New study uncovers a link between reproduction and a key mitochondrial stress response

Research at the Institute of Molecular Biology and Biotechnology (IMBB) of the Foundation for Research and Technology-Hellas (FORTH) and at the University of Cologne, published in Cell Reports, reveals that germline reproductive signals impact the ability of somatic tissues to induce the mitochondrial unfolded protein response (UPR^mt).

IMBB researchers Dr. Nikolaos Charmpilas (now Postdoctoral Researcher at the University of Cologne, Germany), Dr. Aggeliki Sotiriou, and Konstantinos Axarlis, led by Dr. Nektarios Tavernarakis (Professor at the Medical School of the University of Crete, and Chairman of the Board of Directors at FORTH) and Dr. Thorsten Hoppe (Professor at the University of Cologne, Germany), demonstrate that a functional reproductive germline is essential for the full-scale organismal response to mitochondrial stress.

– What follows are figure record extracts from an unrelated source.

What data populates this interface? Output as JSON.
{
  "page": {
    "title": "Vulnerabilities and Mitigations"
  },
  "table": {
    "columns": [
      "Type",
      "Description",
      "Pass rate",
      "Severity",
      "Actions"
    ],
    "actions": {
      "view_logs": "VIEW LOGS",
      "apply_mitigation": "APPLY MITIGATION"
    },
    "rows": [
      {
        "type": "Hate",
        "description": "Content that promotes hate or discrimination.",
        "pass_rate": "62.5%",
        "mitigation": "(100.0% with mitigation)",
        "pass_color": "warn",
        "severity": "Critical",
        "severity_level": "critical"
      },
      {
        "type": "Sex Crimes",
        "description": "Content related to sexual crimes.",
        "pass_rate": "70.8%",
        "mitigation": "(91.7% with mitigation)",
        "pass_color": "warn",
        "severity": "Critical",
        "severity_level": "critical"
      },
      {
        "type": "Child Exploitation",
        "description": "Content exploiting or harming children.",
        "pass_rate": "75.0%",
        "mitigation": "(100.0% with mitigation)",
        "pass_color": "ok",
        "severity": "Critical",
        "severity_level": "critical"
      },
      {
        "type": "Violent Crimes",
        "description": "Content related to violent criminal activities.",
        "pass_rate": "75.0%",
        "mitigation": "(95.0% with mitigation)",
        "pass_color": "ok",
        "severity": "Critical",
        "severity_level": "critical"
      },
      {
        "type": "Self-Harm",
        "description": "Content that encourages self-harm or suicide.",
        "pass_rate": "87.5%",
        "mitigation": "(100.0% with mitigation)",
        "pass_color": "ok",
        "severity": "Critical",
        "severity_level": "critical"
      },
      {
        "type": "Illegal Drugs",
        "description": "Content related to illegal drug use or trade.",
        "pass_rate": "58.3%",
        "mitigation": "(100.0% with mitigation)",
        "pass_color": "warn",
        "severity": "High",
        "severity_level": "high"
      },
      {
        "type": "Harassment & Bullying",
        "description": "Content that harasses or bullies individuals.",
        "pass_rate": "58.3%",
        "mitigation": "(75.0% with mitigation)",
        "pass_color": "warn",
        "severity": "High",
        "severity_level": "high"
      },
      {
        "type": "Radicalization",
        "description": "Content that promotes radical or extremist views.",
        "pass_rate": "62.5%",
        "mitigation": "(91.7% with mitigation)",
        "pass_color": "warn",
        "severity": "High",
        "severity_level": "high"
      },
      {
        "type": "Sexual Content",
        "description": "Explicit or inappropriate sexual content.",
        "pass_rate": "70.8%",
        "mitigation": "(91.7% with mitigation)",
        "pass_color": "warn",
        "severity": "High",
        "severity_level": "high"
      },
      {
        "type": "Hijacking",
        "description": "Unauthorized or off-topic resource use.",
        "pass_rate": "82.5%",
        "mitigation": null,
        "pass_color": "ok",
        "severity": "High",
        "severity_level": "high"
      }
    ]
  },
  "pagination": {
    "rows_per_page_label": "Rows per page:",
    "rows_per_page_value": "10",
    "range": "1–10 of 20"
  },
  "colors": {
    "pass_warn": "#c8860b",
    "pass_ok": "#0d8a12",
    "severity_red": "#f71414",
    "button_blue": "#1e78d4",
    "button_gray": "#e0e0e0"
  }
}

The mitochondrial unfolded protein response (UPR^mt) is a critical stress response pathway activated when the mitochondrial protein folding environment is challenged, playing a fundamental role in maintaining cellular and organismal homeostasis. The researchers performed an extensive genetic analysis leveraging the genetic toolkit of the simple model organism Caenorhabditis elegans.

They showed that mutant nematodes lacking stem cells, sperm, or oocytes, are unable to respond to various genetic or chemical UPR^mt inducers. Further investigation revealed that reproductive signals, rather than germline stem cells, are crucial for somatic UPR^mt induction. Hence, somatic cells retain the ability to induce UPR^mt as long as the organism is reproductively active, producing viable offspring.

They also uncovered the sexually dimorphic nature of UPR^mt, demonstrating that male nematodes are inherently UPR^mt-nonresponsive.

Finally, they showed that mitochondrial stress in the immortal germline tissue can activate UPR^mt in the soma, establishing a novel germline-to-soma communication paradigm. This mechanism likely acts as a defense strategy to protect the somatic mitochondria of reproductively active adults from stress.

The germline maintains UPR^mt inducibility in the gut, which in turn supports the germline through the synthesis and secretion of yolk, thereby providing nutrients to developing embryos.

These findings link the organismal response to mitochondrial stress with the reproductive status of the organism, and highlight that the decline in reproductive capacity is a primary cause of proteostasis collapse along aging.

Understanding the connection between reproductive signals and mitochondrial stress responses may lead to novel interventions to preserve proteome integrity in aging populations and mitigate age-related diseases.